RI News Portal. Bitung, 12 November 2025 – Ketegangan sosial di Kota Bitung, Sulawesi Utara, memasuki fase eskalatif baru menyusul pengumuman Persatuan Organisasi Lintas Adat Agama dan Budaya (POLA) untuk mengerahkan sekitar 500 personel dalam demonstrasi massal pada Senin mendatang. Inisiatif ini merupakan respons kulminatif terhadap pemutusan hubungan kerja (PHK) sepihak terhadap sejumlah karyawan CV Multi Rempah Sulawesi, yang hingga kini belum memperoleh kompensasi pesangon sesuai ketentuan hukum ketenagakerjaan nasional.
Puboksa Hutahaean, Ketua Umum POLA, dalam pernyataan eksklusif kepada tim riset lapangan, menegaskan bahwa aksi ini bukan sekadar ekspresi kemarahan, melainkan manifestasi dari kohesi sosial lintas identitas yang bertujuan memperkuat posisi tawar buruh di tengah dinamika industrialisasi daerah. “Demonstrasi ini akan menjadi resonansi kolektif yang menjangkau seluruh spektrum masyarakat Bitung, hingga keadilan substantif bagi korban PHK terealisasi,” ujar Hutahaean, menggarisbawahi dimensi etis dari perjuangan tersebut.

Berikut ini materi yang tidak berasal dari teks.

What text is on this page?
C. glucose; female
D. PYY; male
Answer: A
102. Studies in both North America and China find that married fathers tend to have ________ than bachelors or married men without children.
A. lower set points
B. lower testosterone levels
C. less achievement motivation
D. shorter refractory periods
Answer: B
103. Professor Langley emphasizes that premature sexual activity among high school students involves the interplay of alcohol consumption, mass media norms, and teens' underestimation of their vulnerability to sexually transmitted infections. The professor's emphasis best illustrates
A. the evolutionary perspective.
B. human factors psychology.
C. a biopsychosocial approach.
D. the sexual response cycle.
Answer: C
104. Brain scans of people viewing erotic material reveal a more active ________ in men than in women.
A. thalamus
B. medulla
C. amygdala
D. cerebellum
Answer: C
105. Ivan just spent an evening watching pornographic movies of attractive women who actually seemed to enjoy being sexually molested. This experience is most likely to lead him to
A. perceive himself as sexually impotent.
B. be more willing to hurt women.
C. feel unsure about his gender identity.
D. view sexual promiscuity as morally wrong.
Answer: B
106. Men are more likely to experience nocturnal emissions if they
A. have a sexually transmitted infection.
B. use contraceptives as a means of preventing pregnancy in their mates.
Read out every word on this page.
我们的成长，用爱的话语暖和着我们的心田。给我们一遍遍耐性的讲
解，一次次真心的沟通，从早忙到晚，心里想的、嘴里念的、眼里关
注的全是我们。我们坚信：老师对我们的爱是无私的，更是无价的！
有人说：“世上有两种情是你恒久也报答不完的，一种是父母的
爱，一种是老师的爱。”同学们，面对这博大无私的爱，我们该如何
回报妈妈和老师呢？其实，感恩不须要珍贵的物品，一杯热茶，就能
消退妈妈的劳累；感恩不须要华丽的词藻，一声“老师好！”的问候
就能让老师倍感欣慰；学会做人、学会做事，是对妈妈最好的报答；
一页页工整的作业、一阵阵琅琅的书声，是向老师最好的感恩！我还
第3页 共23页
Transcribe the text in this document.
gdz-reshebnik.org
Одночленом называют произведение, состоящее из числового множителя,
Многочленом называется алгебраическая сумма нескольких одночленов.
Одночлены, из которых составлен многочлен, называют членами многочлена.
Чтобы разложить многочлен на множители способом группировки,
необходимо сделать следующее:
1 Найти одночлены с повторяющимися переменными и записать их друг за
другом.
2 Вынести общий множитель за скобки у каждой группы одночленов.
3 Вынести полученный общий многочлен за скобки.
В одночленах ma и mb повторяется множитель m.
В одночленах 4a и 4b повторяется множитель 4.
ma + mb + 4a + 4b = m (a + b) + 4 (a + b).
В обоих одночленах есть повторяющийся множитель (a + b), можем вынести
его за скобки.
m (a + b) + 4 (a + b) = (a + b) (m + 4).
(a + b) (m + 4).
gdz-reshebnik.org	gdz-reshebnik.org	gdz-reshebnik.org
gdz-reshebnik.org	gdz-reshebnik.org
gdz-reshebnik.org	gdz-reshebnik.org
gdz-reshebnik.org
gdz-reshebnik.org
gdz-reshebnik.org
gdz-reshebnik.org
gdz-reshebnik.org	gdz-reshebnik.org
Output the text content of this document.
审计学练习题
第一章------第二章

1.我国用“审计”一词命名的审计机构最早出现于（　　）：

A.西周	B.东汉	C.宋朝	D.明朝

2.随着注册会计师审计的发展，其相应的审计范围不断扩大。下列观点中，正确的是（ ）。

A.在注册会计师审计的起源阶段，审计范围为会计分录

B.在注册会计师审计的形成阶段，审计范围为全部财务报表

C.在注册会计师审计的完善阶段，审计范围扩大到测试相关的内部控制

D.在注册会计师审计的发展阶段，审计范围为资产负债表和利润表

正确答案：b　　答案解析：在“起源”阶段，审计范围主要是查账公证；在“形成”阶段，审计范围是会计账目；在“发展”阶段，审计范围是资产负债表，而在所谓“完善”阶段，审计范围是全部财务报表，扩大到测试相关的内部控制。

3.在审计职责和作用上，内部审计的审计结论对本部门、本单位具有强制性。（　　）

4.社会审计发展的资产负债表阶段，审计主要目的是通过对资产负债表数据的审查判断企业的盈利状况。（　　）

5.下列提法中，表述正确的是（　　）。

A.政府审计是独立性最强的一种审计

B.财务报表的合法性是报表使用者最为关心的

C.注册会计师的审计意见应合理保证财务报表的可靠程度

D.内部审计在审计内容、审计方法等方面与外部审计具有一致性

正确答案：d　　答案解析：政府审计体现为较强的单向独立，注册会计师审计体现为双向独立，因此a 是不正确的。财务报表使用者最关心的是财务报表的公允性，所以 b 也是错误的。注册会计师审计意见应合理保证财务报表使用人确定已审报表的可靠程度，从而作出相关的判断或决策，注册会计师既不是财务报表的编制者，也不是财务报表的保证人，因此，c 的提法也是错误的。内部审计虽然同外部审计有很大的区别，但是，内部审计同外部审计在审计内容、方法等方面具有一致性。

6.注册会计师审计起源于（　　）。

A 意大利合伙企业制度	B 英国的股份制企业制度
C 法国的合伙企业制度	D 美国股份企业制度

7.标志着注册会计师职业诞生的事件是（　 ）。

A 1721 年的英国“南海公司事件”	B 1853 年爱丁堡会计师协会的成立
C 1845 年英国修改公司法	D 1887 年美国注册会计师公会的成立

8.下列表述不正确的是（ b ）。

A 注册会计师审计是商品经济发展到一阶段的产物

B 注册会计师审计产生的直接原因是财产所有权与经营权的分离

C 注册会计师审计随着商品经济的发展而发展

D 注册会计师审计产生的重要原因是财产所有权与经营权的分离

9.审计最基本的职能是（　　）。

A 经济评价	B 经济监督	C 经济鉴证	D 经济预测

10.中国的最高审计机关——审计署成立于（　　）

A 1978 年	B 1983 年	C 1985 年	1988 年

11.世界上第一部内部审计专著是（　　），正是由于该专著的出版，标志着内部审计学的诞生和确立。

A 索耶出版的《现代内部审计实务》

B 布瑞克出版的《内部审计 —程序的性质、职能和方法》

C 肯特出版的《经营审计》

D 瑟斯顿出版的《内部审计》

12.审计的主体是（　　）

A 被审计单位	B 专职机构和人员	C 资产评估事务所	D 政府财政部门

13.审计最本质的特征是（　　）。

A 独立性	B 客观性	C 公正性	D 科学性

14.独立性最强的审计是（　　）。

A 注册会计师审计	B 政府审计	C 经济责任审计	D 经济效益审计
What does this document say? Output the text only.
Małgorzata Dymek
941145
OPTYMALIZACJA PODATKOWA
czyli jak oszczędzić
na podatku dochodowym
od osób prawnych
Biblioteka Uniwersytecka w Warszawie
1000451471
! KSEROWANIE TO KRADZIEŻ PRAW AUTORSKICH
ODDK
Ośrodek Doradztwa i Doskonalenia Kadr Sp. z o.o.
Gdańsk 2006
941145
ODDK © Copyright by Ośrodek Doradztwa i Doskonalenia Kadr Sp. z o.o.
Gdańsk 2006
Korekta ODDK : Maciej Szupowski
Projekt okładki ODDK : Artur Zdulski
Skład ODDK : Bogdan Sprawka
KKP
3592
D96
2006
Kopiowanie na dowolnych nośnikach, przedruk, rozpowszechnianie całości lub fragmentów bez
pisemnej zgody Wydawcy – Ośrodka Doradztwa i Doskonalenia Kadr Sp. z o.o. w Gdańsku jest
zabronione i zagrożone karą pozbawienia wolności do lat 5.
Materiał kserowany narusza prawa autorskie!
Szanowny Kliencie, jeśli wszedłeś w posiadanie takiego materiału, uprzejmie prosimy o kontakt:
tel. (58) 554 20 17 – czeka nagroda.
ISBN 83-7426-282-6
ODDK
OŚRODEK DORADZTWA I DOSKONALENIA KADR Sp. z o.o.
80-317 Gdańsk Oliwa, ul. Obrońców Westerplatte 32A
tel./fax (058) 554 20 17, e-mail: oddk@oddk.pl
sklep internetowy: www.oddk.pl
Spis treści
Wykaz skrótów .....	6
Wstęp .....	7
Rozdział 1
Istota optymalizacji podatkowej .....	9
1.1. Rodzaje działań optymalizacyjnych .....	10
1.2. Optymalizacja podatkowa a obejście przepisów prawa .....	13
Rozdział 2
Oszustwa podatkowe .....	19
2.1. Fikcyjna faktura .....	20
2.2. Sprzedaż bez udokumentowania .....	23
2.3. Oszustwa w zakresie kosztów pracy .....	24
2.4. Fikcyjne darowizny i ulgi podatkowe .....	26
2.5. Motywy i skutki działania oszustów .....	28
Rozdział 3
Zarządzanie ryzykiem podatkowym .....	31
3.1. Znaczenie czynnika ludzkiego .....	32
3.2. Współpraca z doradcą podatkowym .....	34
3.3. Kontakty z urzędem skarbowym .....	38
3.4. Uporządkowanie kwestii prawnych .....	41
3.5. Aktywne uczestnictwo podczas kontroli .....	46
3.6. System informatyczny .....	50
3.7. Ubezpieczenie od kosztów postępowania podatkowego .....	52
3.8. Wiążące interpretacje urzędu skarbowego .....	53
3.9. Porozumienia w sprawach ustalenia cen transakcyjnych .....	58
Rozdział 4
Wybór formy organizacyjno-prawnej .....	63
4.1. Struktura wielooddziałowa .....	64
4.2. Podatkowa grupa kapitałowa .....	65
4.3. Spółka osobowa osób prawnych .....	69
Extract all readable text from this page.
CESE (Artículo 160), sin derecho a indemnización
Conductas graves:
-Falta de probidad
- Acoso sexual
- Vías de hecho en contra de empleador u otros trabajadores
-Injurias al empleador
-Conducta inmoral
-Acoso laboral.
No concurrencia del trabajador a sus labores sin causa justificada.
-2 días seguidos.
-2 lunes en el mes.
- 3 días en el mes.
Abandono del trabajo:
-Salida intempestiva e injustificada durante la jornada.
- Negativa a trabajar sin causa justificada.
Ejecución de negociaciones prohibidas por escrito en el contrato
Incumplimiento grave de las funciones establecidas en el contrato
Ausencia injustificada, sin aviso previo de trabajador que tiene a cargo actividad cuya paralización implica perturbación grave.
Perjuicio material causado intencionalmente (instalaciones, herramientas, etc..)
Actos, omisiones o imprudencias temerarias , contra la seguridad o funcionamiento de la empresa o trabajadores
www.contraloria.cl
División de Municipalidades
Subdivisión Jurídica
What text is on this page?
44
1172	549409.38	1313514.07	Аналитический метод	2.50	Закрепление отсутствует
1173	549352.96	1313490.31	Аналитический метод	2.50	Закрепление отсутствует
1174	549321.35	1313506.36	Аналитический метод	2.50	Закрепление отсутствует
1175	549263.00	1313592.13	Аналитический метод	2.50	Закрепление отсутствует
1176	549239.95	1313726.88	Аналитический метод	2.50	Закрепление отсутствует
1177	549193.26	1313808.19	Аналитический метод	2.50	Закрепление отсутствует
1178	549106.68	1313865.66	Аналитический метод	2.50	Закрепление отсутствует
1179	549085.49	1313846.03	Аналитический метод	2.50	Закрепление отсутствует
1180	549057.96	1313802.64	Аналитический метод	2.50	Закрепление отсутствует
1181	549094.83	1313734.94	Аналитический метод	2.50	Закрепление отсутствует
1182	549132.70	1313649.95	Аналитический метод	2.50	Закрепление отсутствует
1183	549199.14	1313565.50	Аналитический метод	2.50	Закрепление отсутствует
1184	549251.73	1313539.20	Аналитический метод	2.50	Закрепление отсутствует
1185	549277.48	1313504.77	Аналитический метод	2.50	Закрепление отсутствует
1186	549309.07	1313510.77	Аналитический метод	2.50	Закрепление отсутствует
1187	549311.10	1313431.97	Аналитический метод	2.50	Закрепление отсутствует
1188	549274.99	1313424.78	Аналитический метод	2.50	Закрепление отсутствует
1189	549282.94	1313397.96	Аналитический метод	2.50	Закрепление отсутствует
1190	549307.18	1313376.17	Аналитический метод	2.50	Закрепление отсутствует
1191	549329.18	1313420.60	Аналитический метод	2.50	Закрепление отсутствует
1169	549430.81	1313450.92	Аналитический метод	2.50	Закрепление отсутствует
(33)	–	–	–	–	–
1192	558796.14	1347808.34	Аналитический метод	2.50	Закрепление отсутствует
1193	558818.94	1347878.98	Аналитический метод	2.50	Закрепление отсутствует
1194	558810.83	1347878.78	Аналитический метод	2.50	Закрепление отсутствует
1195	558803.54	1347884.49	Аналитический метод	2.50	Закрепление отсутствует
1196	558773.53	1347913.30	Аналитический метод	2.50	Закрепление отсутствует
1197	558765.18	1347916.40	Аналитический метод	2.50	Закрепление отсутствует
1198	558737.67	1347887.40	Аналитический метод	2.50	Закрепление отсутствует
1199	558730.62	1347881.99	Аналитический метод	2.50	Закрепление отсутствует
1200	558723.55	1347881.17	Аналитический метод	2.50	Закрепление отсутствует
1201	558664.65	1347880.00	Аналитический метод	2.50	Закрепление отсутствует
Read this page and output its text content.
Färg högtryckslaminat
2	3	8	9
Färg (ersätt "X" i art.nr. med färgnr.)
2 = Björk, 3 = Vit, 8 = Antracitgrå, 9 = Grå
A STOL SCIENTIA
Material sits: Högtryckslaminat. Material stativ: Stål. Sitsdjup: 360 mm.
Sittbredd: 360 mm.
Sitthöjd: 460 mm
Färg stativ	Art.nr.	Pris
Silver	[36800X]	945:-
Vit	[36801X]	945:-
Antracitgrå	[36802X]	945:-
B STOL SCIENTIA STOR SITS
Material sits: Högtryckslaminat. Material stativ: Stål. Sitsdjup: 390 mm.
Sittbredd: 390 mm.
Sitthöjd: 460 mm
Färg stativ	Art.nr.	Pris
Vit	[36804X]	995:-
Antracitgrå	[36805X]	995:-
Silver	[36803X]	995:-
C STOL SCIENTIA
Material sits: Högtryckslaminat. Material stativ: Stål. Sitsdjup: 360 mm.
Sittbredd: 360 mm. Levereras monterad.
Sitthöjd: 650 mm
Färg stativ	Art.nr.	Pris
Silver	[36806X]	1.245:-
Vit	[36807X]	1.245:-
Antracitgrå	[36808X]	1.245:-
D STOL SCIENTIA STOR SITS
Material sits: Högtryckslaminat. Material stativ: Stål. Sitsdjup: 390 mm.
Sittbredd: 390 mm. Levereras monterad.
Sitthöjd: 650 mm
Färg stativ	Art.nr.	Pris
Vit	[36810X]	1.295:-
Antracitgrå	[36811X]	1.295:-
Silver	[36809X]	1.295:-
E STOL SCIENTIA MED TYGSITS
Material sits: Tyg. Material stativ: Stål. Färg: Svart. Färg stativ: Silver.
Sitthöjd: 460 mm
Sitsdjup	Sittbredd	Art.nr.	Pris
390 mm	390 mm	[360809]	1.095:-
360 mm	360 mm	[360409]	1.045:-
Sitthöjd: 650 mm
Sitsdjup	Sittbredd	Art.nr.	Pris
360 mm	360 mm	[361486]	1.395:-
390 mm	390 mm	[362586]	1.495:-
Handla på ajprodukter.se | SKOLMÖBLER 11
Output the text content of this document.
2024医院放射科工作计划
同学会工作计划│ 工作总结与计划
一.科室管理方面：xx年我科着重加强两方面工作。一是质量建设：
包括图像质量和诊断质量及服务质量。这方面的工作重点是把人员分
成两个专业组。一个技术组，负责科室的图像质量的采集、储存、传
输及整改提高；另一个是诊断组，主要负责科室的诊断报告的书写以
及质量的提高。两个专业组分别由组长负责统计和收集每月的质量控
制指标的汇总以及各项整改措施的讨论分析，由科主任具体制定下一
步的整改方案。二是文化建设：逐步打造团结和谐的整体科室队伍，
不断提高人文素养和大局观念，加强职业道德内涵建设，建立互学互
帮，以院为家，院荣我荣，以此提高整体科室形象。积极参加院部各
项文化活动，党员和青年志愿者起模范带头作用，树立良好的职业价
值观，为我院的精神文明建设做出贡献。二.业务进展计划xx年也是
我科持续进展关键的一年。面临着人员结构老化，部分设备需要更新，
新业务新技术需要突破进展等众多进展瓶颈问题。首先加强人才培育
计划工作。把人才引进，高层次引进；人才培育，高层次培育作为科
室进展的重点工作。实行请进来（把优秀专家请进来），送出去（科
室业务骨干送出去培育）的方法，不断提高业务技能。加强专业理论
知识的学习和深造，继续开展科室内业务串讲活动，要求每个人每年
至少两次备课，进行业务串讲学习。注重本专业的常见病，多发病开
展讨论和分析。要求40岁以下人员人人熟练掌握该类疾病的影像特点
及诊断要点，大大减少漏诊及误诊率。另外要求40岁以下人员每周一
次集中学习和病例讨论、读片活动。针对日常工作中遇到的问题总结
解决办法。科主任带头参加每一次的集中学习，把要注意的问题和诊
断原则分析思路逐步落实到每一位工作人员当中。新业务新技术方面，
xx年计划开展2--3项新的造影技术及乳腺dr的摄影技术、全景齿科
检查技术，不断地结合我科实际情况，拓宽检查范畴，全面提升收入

Analisis kontekstual menunjukkan bahwa kasus ini mencerminkan pola struktural dalam hubungan industrial di sektor usaha menengah Sulawesi Utara, di mana ketidakpatuhan terhadap Undang-Undang Nomor 13 Tahun 2003 tentang Ketenagakerjaan sering kali memicu konflik horizontal. POLA, sebagai entitas yang mengintegrasikan elemen adat, agama, dan budaya, memanfaatkan jaringan aliansi untuk memperluas basis dukungan, melibatkan ratusan anggota tetap serta mitra masyarakat sipil. Pendekatan ini, menurut observasi akademis, memperkaya diskursus ketenagakerjaan dengan perspektif multikultural, yang jarang dieksplorasi dalam literatur konflik buruh konvensional.

Inti tuntutan POLA mencakup akselerasi implementasi rekomendasi Rapat Dengar Pendapat Umum (RDPU) yang telah disepakati sebelumnya, serta penolakan terhadap narasi dehumanisasi yang diatribusikan kepada manajemen CV Multi Rempah Sulawesi. Hutahaean secara eksplisit menyanggah label pejoratif yang beredar, dengan menyatakan: “Narasi tersebut bukan hanya menciderai integritas individu, tetapi juga merusak fondasi dialog sosial yang esensial untuk resolusi berkelanjutan.” Pernyataan ini mengindikasikan adanya lapisan psikososial dalam konflik, di mana isu martabat menjadi variabel kritis selain aspek ekonomi.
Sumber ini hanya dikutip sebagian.